Возмездие | страница 93
Работу над «Климом Самгиным» он временно отложил и обратился к жанру, который он освоил как самый действенный — драматургия. Его герои обращались со сцены в битком набитый зал, монологи их раздавались на всю страну. Вернувшийся Буревестник вещал и пророчествовал с прежней, неиссякаемой силой убеждения. В пьесе «Достигаев и другие» один из героев — Бородатый Солдат, мужик с винтовкой («Человек с ружьём») — непримиримо заявляет:
— Мы капиталистов передушим и начнём всемирную братскую жизнь, как научает нас Ленин, мудрый человек!
Бородатый Солдат — новый облик Павла Власова и машиниста Нила из «Мещан». Это они ещё в самом начале века заявили во всеуслышание: «Хозяин в стране тот, кто работает!»
В пьесе «Сомов и другие» на сцену выведены те, кто противостоит настоящим Хозяевам земли русской. Эта человеческая шваль — величайшая беда России. Русскую революцию готовили Павел Власов (со своей матерью Ниловной), а на вершине власти потрясённая страна вдруг увидела Янкеля Свердлова и Лейбу Троцкого, их срамные хари, похожие на лобки ведьм. Россия под их безжалостным владычеством захлебнулась кровью. Однако «есть, есть Божий суд, наперсники разврата!». И явился «Грозный Судия» в облике несостоявшегося православного священника, воспитанника Тифлисской духовной семинарии. И началось долгожданное возмездие.
Действие пьесы «Сомов и другие» завершается тем, что появляются агенты ОГПУ и арестовывают всю ораву вредителей, ненавистников России.

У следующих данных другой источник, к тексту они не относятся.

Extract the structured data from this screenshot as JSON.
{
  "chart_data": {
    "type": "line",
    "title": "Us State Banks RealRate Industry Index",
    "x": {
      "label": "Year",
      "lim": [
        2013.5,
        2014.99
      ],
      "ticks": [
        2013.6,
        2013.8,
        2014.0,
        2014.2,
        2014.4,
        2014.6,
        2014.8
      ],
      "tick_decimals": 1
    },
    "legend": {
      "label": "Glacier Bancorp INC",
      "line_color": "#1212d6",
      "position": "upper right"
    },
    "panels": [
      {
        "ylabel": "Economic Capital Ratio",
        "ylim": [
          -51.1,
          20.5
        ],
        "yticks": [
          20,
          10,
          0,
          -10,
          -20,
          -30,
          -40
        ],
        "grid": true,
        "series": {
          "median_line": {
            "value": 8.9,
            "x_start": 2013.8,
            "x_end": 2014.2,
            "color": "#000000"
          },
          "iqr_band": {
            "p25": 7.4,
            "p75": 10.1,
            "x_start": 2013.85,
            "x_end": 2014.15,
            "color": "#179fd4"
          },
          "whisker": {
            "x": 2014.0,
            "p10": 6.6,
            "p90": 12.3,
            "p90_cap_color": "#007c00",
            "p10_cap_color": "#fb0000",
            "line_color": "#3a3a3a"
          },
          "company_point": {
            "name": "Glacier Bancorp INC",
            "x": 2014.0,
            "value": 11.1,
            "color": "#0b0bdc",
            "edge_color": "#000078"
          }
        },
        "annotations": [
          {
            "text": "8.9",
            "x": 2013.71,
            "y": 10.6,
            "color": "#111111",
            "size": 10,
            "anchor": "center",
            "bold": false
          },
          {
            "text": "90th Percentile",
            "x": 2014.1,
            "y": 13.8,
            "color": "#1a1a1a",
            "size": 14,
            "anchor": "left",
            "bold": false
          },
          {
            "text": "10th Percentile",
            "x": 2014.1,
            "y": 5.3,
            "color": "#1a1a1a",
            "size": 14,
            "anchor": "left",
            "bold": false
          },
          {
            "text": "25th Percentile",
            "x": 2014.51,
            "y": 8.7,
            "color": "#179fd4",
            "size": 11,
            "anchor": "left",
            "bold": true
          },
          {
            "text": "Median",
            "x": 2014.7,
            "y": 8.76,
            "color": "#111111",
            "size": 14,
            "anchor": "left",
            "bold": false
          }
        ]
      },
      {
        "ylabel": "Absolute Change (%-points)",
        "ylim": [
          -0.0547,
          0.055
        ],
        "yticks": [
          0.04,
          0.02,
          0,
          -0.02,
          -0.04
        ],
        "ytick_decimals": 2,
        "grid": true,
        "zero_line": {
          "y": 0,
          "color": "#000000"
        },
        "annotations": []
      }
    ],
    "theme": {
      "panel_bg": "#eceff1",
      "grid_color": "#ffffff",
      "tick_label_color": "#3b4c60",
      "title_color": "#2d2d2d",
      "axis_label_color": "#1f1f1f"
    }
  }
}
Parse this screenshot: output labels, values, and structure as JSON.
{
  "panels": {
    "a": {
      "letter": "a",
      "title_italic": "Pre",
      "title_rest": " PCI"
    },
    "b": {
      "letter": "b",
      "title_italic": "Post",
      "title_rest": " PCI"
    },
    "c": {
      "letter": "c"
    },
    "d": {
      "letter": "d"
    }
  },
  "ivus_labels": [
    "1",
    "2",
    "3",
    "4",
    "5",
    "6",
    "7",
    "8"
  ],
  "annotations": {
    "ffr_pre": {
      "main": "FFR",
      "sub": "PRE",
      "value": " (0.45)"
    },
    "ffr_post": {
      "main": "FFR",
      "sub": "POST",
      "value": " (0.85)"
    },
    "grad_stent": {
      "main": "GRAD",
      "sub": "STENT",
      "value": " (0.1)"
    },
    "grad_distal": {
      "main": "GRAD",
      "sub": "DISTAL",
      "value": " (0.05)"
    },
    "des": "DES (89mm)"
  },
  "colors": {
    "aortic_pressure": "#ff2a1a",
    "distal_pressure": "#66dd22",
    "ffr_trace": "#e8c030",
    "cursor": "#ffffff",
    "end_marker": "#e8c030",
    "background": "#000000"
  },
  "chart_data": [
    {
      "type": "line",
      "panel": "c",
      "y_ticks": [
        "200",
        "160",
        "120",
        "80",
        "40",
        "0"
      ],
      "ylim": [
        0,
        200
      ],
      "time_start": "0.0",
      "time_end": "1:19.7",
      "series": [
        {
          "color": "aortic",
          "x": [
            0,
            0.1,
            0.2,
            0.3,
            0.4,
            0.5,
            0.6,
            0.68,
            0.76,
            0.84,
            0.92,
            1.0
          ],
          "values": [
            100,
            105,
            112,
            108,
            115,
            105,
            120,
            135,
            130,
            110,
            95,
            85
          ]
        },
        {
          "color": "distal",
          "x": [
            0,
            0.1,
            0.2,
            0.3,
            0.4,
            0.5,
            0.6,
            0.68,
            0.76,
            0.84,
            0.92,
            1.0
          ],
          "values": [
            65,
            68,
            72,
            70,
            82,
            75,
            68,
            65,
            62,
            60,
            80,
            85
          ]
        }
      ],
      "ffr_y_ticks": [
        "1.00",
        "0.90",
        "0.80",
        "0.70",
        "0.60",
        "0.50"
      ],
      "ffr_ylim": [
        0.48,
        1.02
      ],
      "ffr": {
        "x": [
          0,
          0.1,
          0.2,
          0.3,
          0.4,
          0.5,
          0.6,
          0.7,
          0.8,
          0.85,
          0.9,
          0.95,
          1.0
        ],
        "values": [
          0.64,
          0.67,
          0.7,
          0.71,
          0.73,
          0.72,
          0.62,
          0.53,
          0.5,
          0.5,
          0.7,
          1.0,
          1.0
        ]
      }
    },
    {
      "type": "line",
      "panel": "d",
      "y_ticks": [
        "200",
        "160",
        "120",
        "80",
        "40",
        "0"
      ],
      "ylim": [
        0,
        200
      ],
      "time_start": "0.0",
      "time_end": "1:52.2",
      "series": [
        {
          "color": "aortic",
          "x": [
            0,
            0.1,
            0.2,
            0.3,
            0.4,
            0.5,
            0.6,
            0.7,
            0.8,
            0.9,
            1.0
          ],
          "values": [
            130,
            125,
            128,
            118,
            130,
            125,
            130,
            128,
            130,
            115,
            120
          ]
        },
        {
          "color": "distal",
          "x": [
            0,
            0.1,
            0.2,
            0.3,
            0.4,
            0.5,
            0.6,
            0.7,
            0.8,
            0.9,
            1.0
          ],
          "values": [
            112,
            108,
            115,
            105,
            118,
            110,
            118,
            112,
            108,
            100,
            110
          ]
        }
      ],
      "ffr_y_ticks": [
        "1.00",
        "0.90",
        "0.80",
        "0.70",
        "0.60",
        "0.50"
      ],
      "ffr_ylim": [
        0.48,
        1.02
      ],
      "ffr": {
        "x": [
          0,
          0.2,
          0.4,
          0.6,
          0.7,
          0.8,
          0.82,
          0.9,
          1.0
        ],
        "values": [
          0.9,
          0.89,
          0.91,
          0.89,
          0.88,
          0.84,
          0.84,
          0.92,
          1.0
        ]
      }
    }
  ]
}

Пока что угадываются мотивы первых судебных процессов вредителей: «Шахтинское дело», процесс «Промпартии».
Для самого решительного очищения время еще не настало…
В 1918 году, спустя неделю после зверского расстрела царской семьи, появился устрашающий декрет об антисемитизме. Населению Республики Советов запрещалось даже упоминать о тех, кто совершил такую кровавую расправу в ипатьевском подвале. Леденящее дыхание декрета ощущалось долго. Расстрельная пуля ожидала всякого, кто посмел бы косо глянуть на еврея.
Официального извещения об отмене страшного декрета не публиковалось. Однако его удавье влияние на обывателя понемногу ослабевало, а после падения Зиновьева и разгрома путча Троцкого как бы само собой сошло на нет.
Алексей Максимович, вернувшись на Родину, попал в обстановку, к которой требовалось приглядеться. Недавние захватчики, победительные, горделивые, надутые спесью, обильно осыпались с верхних этажей и столь же обильно концентрировались в подвальных помещениях большого государственного дома. Они находили себе места в разнообразных учреждениях культуры, в издательском мире, в системе высшего образования. Кроме того, проигравших с распростёртыми объятиями принимали такие привилегированные организации, как Общество старых большевиков и Общество бывших каторжан и ссыльных. Там постаревшие, потерявшие зубы троцкисты и зиновьевцы попрекали один другого в былом оппортунизме, скорбели о крушении своих кумиров, а все вместе исходили злобой к «корявому Оське», к уплывшей из их рук России и к русскому народу, не принявшему их руководство.